Most sympathetic reader, I write to you now after having experienced the ceaseless tracts of hacks and heavings of a whining, whimpering flu.

In that loathsome state, begging for extra blankies, something unexpected happened. I began to get angry. I’ve been angry before of course, smashed the odd toe or hammered the increasingly odd thumb and let fly, spewing hot words from a sharp tongue, but never while sick. I’ve always been far too busy. I mean, it takes a lot of time to sook for Sprite. I’ve never been able to squeeze anger in before.

This moment was special and had to be seized. I would use this anger to fight back, but how? I knew full well that since the illness was fully entrenched within my person it was there that the battle would take place. The first strike would be the nose.

My nose had stopped working, I mean, how is that fair? There really is nothing so maddening as a nose which refuses to nose.
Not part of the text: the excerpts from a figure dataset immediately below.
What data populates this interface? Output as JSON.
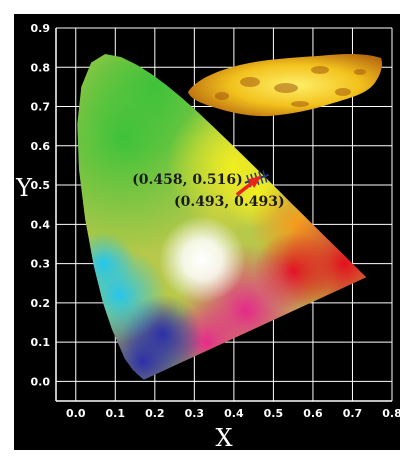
{
  "chart_data": {
    "type": "scatter",
    "title": "",
    "xlabel": "X",
    "ylabel": "Y",
    "xlim": [
      -0.05,
      0.8
    ],
    "ylim": [
      -0.05,
      0.9
    ],
    "x_ticks": [
      0.0,
      0.1,
      0.2,
      0.3,
      0.4,
      0.5,
      0.6,
      0.7,
      0.8
    ],
    "y_ticks": [
      0.0,
      0.1,
      0.2,
      0.3,
      0.4,
      0.5,
      0.6,
      0.7,
      0.8,
      0.9
    ],
    "x_tick_labels": [
      "0.0",
      "0.1",
      "0.2",
      "0.3",
      "0.4",
      "0.5",
      "0.6",
      "0.7",
      "0.8"
    ],
    "y_tick_labels": [
      "0.0",
      "0.1",
      "0.2",
      "0.3",
      "0.4",
      "0.5",
      "0.6",
      "0.7",
      "0.8",
      "0.9"
    ],
    "grid": true,
    "background": "CIE 1931 chromaticity diagram",
    "points": [
      {
        "label": "(0.458, 0.516)",
        "x": 0.458,
        "y": 0.516
      },
      {
        "label": "(0.493, 0.493)",
        "x": 0.493,
        "y": 0.493
      }
    ],
    "arrow": {
      "from_index": 0,
      "to_index": 1,
      "color": "#e8241c"
    },
    "colors": {
      "frame": "#000000",
      "grid": "#ffffff",
      "point_marker": "#1f3a7a",
      "arrow": "#e8241c",
      "flame": "#f0c020"
    }
  }
}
So you’ll understand well my next action, that of joyously smashing my face against the wall. Success! Fantastic profusions of fluid geysering all about. Admittedly, the nose has found a new and altogether more exciting function.

Spurred on, I decisively moved to address some of my other symptoms. A nauseated stomach had ground me to a halt for far too long, so I immediately took the sensible action of repeated body blows. With each successive collision of bony fist with roiling meat, new and unknown sensations came roaring. Magnificent grunting gonzos of gastric gore burst to life. The illness was surely on the ropes now, although still it fought back. New symptoms emerged, a watering right eye and searing cramps in my left leg. Unbowed I knew just how to tackle this problem.

I hobbled downstairs, ooze dripping from most of my holes, to secure the necessary tools: A melon baller and an axe. The order of things is surprisingly important. Throw a frog into boiling hot water and he’ll promptly jump out, put one into cold water and slowly raise the temperature and the frog will happily remain in until cooked. Put in other terms, melon ball an eye out and your precision with an axe would almost certainly decrease, however, if the leg were chopped off first, vision and dexterity would be fully available for melon baller use.

The leg came off quickly and cleanly and the melon baller scooped that watering eye out with no trouble at all. I howled in victory, before promptly passing out.

I have cured that leg of cramps for all time. Why you could easily cure all disease: you just have to kill the patients, that’s rational right? That’s sane, surely that’s as sane as fixing financial problems by closing libraries and taxing books. If you can’t afford society, simply get rid of the society, that’s rational adult problem-solving, right?

There is one thing I’m not quite sure of, one thing which keeps worrying its way into the back of my mind, a question about the future. I’ll ask it to you, it sometimes helps to say things out loud; Do you think being crippled and half-sighted might affect my future in some negative way?